Wanted to take a minute to address people’s concerns around the model input parameters and the magnitude of the risk. All of magnitude numbers are regressed from the original standard model runs so I’ll try and tackle peoples concerns around it potentially being too conservative first. Basically here are my thoughts.
This number doesn’t seem that off to me honestly. Probably the number I take least issue with. For instance ETH-A auction 134 recently sold for 440.25 dai/eth. Compare that to the OSM price at the time (468 dai/eth) and the 10% discount the model assumes and you’ll notice the percentages there aren’t far off. Granted I’m cherry picking an example here and do i think the average discount is a bit lower than this, but i don’t think this is an unreasonable estimate.
Looking at the daily candles we have seen so far i don’t particularly take issue with the severity of the jumps used in the model.
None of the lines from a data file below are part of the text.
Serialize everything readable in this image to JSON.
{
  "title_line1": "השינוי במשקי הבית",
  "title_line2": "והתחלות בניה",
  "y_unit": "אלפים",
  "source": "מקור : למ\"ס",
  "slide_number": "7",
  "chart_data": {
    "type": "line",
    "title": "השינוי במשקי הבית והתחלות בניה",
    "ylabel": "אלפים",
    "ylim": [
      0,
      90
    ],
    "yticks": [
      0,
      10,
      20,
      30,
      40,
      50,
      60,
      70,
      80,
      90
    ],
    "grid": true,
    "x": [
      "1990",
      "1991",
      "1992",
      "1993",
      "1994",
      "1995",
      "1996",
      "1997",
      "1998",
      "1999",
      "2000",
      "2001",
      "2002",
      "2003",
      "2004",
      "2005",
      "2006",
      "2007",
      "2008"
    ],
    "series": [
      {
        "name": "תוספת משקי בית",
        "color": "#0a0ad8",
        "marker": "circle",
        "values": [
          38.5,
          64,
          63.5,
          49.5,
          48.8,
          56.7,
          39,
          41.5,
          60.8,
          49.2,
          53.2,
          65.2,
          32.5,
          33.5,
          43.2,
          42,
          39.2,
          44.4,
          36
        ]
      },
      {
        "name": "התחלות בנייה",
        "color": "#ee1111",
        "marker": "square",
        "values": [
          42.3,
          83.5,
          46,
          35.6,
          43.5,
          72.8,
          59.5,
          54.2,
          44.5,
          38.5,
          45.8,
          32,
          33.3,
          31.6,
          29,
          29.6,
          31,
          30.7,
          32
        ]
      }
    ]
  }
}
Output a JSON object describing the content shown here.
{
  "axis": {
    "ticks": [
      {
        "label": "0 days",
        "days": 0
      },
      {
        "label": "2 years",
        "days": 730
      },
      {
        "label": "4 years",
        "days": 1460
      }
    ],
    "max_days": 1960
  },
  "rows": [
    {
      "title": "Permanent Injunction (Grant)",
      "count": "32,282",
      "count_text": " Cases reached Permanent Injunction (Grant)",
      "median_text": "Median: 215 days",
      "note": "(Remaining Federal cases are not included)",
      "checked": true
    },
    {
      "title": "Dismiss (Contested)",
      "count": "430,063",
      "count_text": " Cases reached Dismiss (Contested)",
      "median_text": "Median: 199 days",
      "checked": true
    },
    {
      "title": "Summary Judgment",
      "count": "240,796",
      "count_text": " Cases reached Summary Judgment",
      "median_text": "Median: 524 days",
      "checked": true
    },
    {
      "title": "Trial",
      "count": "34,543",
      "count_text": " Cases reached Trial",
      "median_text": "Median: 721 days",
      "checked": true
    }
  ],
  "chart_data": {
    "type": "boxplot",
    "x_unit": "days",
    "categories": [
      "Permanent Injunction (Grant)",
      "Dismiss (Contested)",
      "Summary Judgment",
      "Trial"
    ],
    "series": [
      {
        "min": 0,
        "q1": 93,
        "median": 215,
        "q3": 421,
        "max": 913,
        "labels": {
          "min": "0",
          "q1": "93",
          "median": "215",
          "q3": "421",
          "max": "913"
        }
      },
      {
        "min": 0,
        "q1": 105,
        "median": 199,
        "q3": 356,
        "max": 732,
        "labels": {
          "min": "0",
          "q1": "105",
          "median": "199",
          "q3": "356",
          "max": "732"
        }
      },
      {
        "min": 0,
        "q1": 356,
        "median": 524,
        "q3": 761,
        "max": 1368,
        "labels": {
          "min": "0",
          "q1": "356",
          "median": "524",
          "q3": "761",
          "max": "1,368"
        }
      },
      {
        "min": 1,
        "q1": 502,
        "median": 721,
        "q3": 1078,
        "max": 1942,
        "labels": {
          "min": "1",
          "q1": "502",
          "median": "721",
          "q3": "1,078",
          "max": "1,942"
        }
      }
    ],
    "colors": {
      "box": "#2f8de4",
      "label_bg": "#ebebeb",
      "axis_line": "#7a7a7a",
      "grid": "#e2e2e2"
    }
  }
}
The probabilities on the other hand might be off. I would have loved to see some more experimentation with those input variables. For context, the model has a few high severity jumps that it tests to determine average loss and VaR. Looks like for the 175% LR @ 7MM DC we used 15% drops, 30% drop, and 60% drop. Well we have already seen a single day drop of 15% for YFI on Oct 29. The 30% drop is yet unprecedented but we have seen multiple 24%+ gains for YFI so assuming that there are equal magnitude losses ahead does not seem that odd to me. 60% seems feasible but idk that i buy there is a ~28% chance of that happening in the next year, so admittedly i would say the model is being a bit conservative there.
The model that the risk team used tries to take this into account and project losses. The number they use here is potentially a bit questionable though. I believe that should be accounted for by the sigma parameter in the sheet i linked above. That is probably the standard deviation that they used to generate the random walk of YFI’s price. My issue is that i can’t make any sense of the value 2.2 that they used. Is that dollars change? Is it percent change? Would love more context here.
I guess what i want people to take away from this is that although there are some questionable inputs to our original risk estimate most of the inputs in there seem within the realm of possibility, and as such is probably the best framework we have for understanding how much extra risk the protocol is taking on with this debt ceiling increase.
Ok so getting to magnitude here. I put together a little linear regression model to make a bit more sense of the numbers that our risk model spit out and potentially project what our VaR is going to be.
There are only 4 data points though so the f significance (22%) here is lower than you would typically hope for, but i think it is useful to gain a bit of insight on what we are talking about in terms of magnitude of our VaR and what we would need to set the LR to in order to make the VaR work with the current stability buffer ceiling.
Based on that regression am seeing i think my original estimate of a VaR of $5MM might be a bit of a low ball estimate. From my regression model i think we may be talking about more like $8MM VaR @ $20MM DC. Just solving for LR i think we need to change the LR to be > 299%, so that is probably not doable bc it would liquidate peoples vaults. Based on that, I think what i would recommend is increasing the LR about 2500 bps (would need to look into the vaults more to see how feasible that would be) AND increase the stability buffer by around $3M.
If you look at what @Primoz was saying here about heuristics concerning stability buffer and volatile debt he states that ideally we would have at least 1% of the volatile debt in the stability buffer. $7M would put us pretty close to that at 1.3%, and @ a 200% LR it would be enough to cover what I’m projecting the VaR to be.